OpenTelemetry in Practice: Building a Complete Observability Stack in 2026

A hands-on guide to implementing OpenTelemetry for traces, metrics, and logs. Covers instrumentation, collectors, backends (Grafana, Jaeger), and production best practices.



OpenTelemetry in Practice: Building a Complete Observability Stack

Your application is in production. Something’s slow. Where do you look? If your answer involves SSH-ing into servers and grep-ing logs, it’s time for an upgrade.
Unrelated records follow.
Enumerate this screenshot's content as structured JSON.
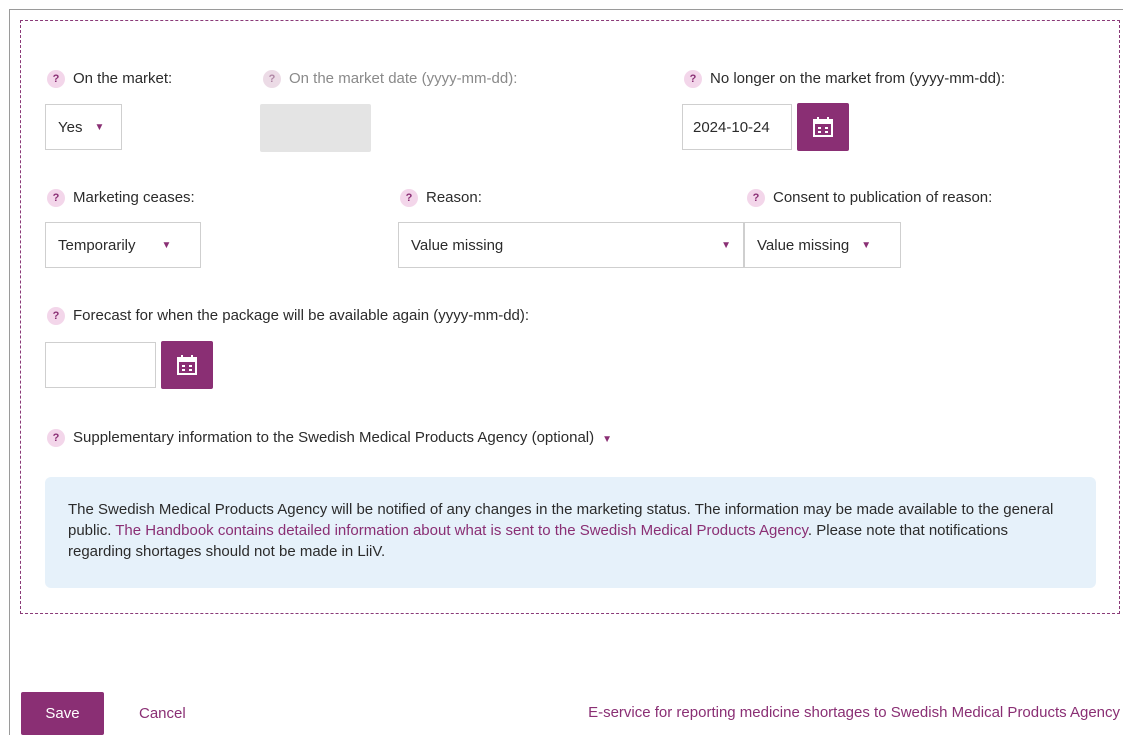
{
  "fields": {
    "on_market": {
      "label": "On the market:",
      "value": "Yes"
    },
    "on_market_date": {
      "label": "On the market date (yyyy-mm-dd):"
    },
    "no_longer_on_market": {
      "label": "No longer on the market from (yyyy-mm-dd):",
      "value": "2024-10-24"
    },
    "marketing_ceases": {
      "label": "Marketing ceases:",
      "value": "Temporarily"
    },
    "reason": {
      "label": "Reason:",
      "value": "Value missing"
    },
    "consent": {
      "label": "Consent to publication of reason:",
      "value": "Value missing"
    },
    "forecast": {
      "label": "Forecast for when the package will be available again (yyyy-mm-dd):",
      "value": ""
    },
    "supplementary": {
      "label": "Supplementary information to the Swedish Medical Products Agency (optional)"
    }
  },
  "help_icon_glyph": "?",
  "info": {
    "text_before": "The Swedish Medical Products Agency will be notified of any changes in the marketing status. The information may be made available to the general public.",
    "link": "The Handbook contains detailed information about what is sent to the Swedish Medical Products Agency",
    "text_after": ". Please note that notifications regarding shortages should not be made in LiiV."
  },
  "footer": {
    "save": "Save",
    "cancel": "Cancel",
    "eservice": "E-service for reporting medicine shortages to Swedish Medical Products Agency"
  },
  "colors": {
    "accent": "#8a2f74",
    "info_bg": "#e6f1fa",
    "help_icon_bg": "#f3d6ea"
  }
}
OpenTelemetry (OTel) has become the standard for observability — here’s how to implement it properly.

Dashboard analytics Photo by Luke Chesser on Unsplash

Why OpenTelemetry Won

Before OTel, every observability vendor had its own SDK. Switch from Datadog to New Relic? Reinstrument everything. OpenTelemetry fixes this:

  • Vendor-neutral: Instrument once, send data anywhere
  • Three pillars: Traces, metrics, and logs — unified under one framework
  • CNCF graduated: Same trust level as Kubernetes and Prometheus
  • Broad language support: Go, Java, Python, Node.js, .NET, Rust, and more

In 2026, OpenTelemetry is not a bet — it’s the standard. Major vendors (Datadog, New Relic, Grafana, Splunk) all accept OTel data natively.

The Architecture

Your App (OTel SDK)
    ↓ OTLP
OTel Collector (process, filter, route)
    ↓
┌────────────────────────────────┐
│ Traces → Jaeger / Tempo        │
│ Metrics → Prometheus / Mimir   │
│ Logs → Loki / Elasticsearch    │
└────────────────────────────────┘
    ↓
Grafana (unified dashboards)

The Collector is the key piece. It decouples your application from your backends, letting you switch, duplicate, or filter telemetry without code changes.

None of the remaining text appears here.